In a previous essay, I stated my thesis, which was not total disbelief. It was my belief that God, if it is a “he” or “father”, if it was the “creator of the universe”, is a tantalizing object of righteous, religious organizers of beliefs to offer some admirable goodness activities, and it has a “hands-off” or “laissez-faire” policy of operation and is not a part of everyday life, listening to prayers and answering prayers of those in trouble. Such beliefs have some power to motivate extraordinary exertions for good ends, no doubt.

I am not an atheist, one without a thesis. But my thesis views any higher power, or deity, as having no part in controlling nor intervening in human life on Earth. Good things can come out of prayer. That cannot disprove my thesis.

Look up the word “agnostic” please. Perhaps that is a better fit, meaning, a person who claims that he cannot have true knowledge about the existence of God (but does not deny that God might exist). That means, a fence sitter, doesn’t it. I say it again, if God “exists”, I do not know where it is, or how to prove it. Its policy is “laissez-faire” as far as Earthlings go. Any church must have a difficult time with the concept of the “miracle”. They are nice to have, in order to give its believers that confidently strong feeling that God is near and imminent and available and will, on occasion, actually play, openly, some material and specific part in the individual human’s life. One church must have specific proof of that provable, demonstrable intervention in human affairs. That would create a “saint”. Otherwise, the church might just have to adopt the suggested “laissez-faire” policy to be the plan of action of the deity, “hands off”. Belief is good. But do not expect the deity to play a part in your private affairs, for which you are solely responsible. Any reckoning will take place, according to your belief, at another time and place.
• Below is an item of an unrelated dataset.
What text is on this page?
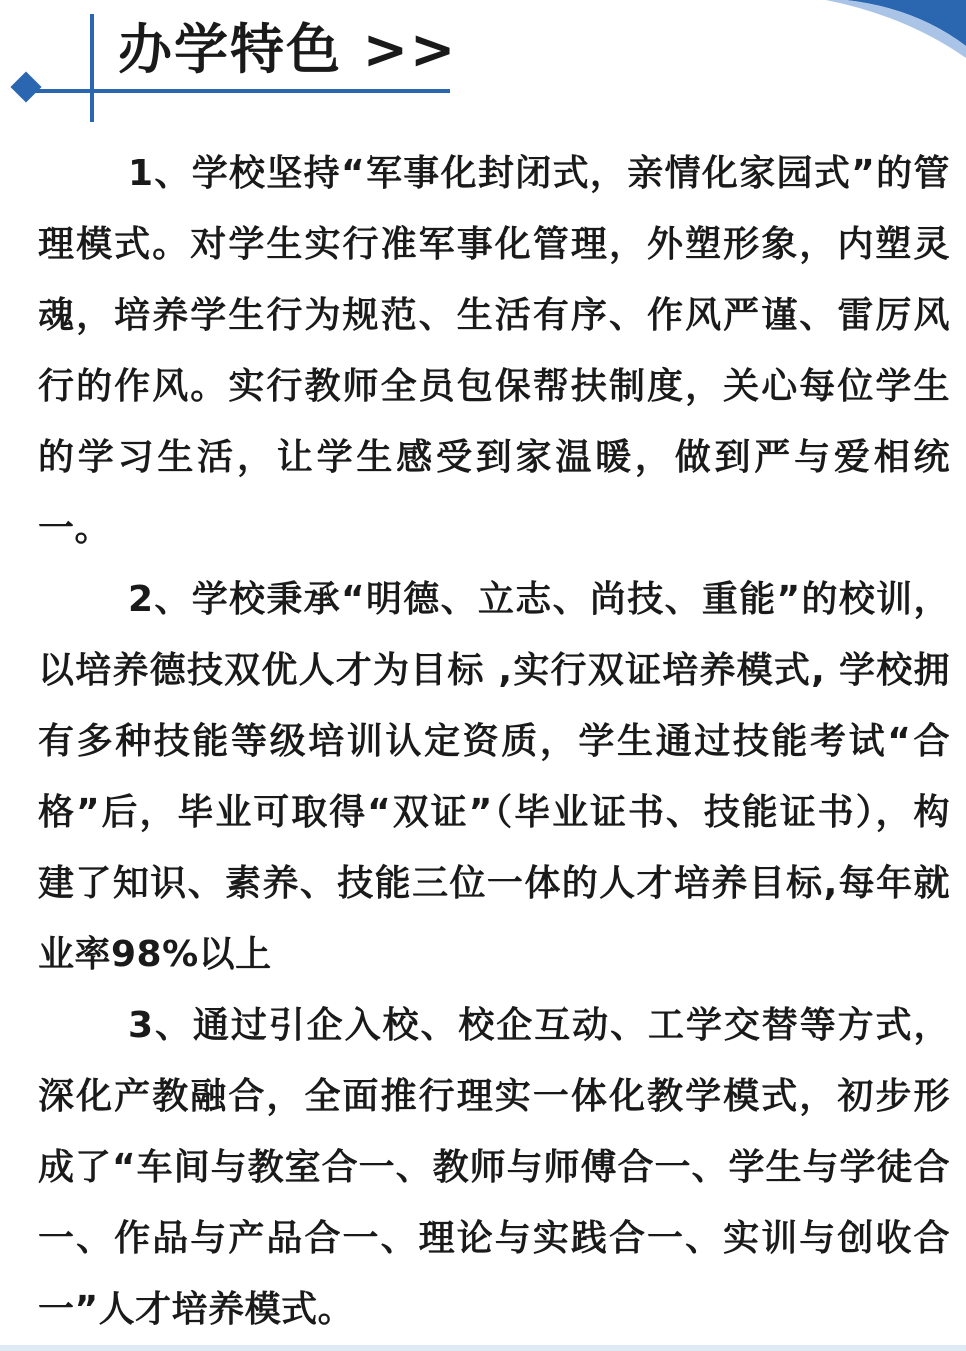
办学特色 >>

1、学校坚持“军事化封闭式，亲情化家园式”的管理模式。对学生实行准军事化管理，外塑形象，内塑灵魂，培养学生行为规范、生活有序、作风严谨、雷厉风行的作风。实行教师全员包保帮扶制度，关心每位学生的学习生活，让学生感受到家温暖，做到严与爱相统一。

2、学校秉承“明德、立志、尚技、重能”的校训， 以培养德技双优人才为目标 ,实行双证培养模式, 学校拥有多种技能等级培训认定资质，学生通过技能考试“合格”后，毕业可取得“双证”（毕业证书、技能证书），构建了知识、素养、技能三位一体的人才培养目标,每年就业率98%以上

3、通过引企入校、校企互动、工学交替等方式，深化产教融合，全面推行理实一体化教学模式，初步形成了“车间与教室合一、教师与师傅合一、学生与学徒合一、作品与产品合一、理论与实践合一、实训与创收合一”人才培养模式。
You might say that I am treating the concept of God as an enterprise, an organization constituting a business venture in the name of God. You might say that your tithe is a religious tax. And the profits go to —, oh, you contemplate that a bit.
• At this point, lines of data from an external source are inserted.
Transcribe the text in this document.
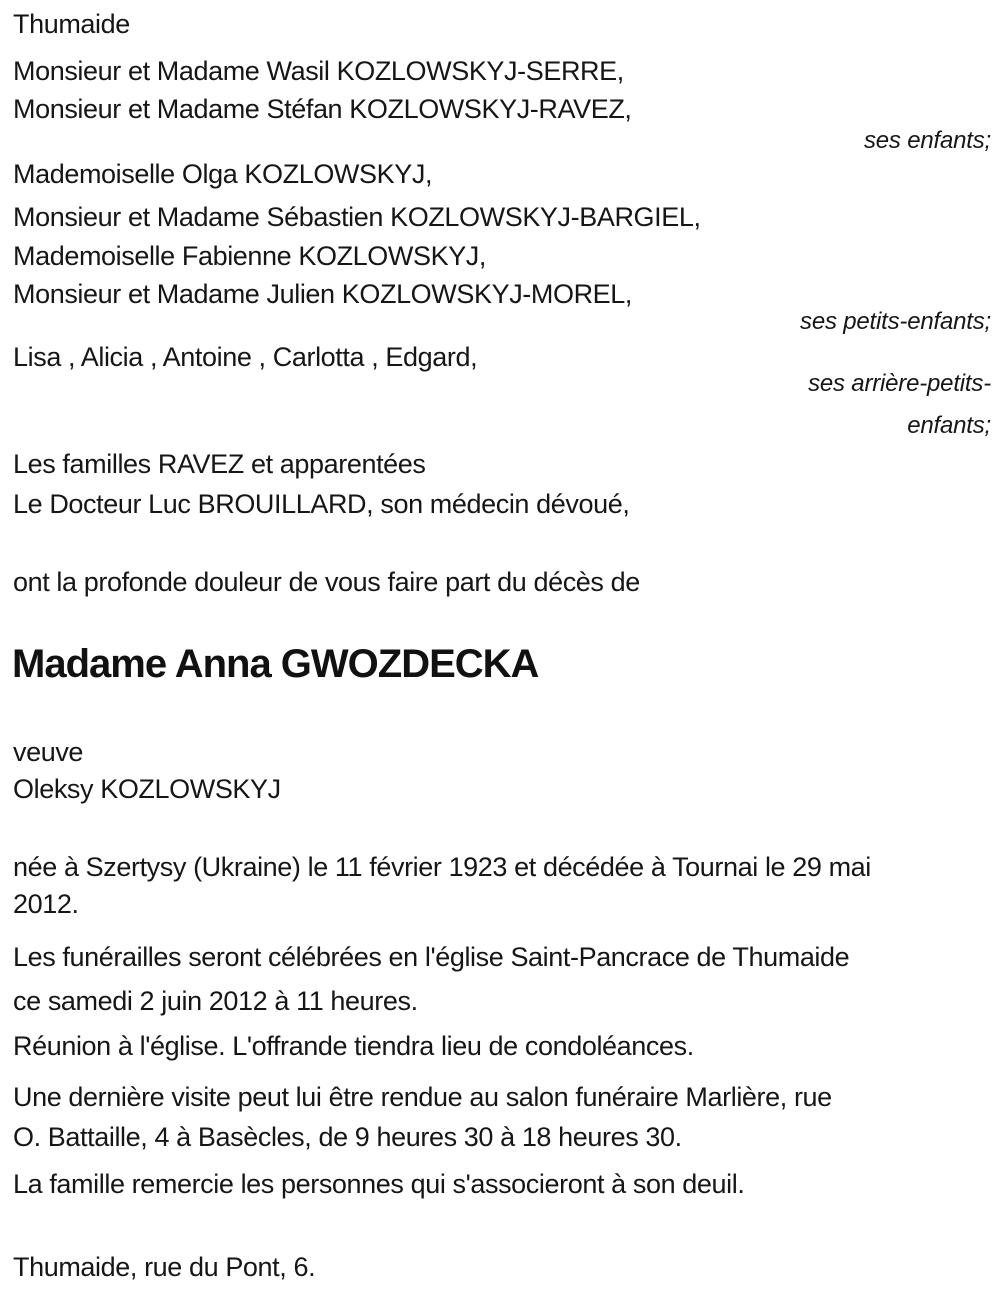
Thumaide
Monsieur et Madame Wasil KOZLOWSKYJ-SERRE,
Monsieur et Madame Stéfan KOZLOWSKYJ-RAVEZ,
ses enfants;
Mademoiselle Olga KOZLOWSKYJ,
Monsieur et Madame Sébastien KOZLOWSKYJ-BARGIEL,
Mademoiselle Fabienne KOZLOWSKYJ,
Monsieur et Madame Julien KOZLOWSKYJ-MOREL,
ses petits-enfants;
Lisa , Alicia , Antoine , Carlotta , Edgard,
ses arrière-petits-
enfants;
Les familles RAVEZ et apparentées
Le Docteur Luc BROUILLARD, son médecin dévoué,
ont la profonde douleur de vous faire part du décès de
Madame Anna GWOZDECKA
veuve
Oleksy KOZLOWSKYJ
née à Szertysy (Ukraine) le 11 février 1923 et décédée à Tournai le 29 mai
2012.
Les funérailles seront célébrées en l'église Saint-Pancrace de Thumaide
ce samedi 2 juin 2012 à 11 heures.
Réunion à l'église. L'offrande tiendra lieu de condoléances.
Une dernière visite peut lui être rendue au salon funéraire Marlière, rue
O. Battaille, 4 à Basècles, de 9 heures 30 à 18 heures 30.
La famille remercie les personnes qui s'associeront à son deuil.
Thumaide, rue du Pont, 6.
Just say that I am a “Doubting Thomas”. I read that part of the story. I might consider Thomas to be the first prominent scientist. He had the scientists’ basic skepticism. He wanted to be shown the evidence that would support the claim. It was Jesus who rebuked him for his scientific bent. Thomas said, “Except I shall see in his hands the print of the nails…I will not believe.” Later, Jesus said, “Thomas, because thou hast seen me, thou hast believed. Blessed are they that have not seen, and yet have believed.” (John 20, 26-29) Jesus had to prove it before Thomas would believe it. Of course, Jesus was speaking in an age and a culture that had not developed the basic operating principles of scientific proofs for producing reliable knowledge. Thomas was not appreciated for what he stood for. That age was to be far into the future for those times.

Am I bound for HELL?

Post Script (4-4-13): What is truly my God? What do I worship? Classical melody and harmony of music I associate with that beauty in my spouse. She is still evocative of the beauties of classic and classy classical music, a warm and sunny day of light breezes, the company of family who are stars, contemplation of a great work for the betterment of human life (as in the book I am trying to write). What I worship comes to tears in those associations. I am lonely. I was a loner before I married. Now, a loner again. Your God does not look like me nor I Him. The closest I can come to a God-form is the scientific and artistic expressions of magnificent intelligence. That breaks down to shards of God in many places, and I can see trashy attempts that fail. As in people who let themselves go, for one example, in appearance and short-cut deeds of the ungovernable. Right now, I am specializing in my gaze on politicians.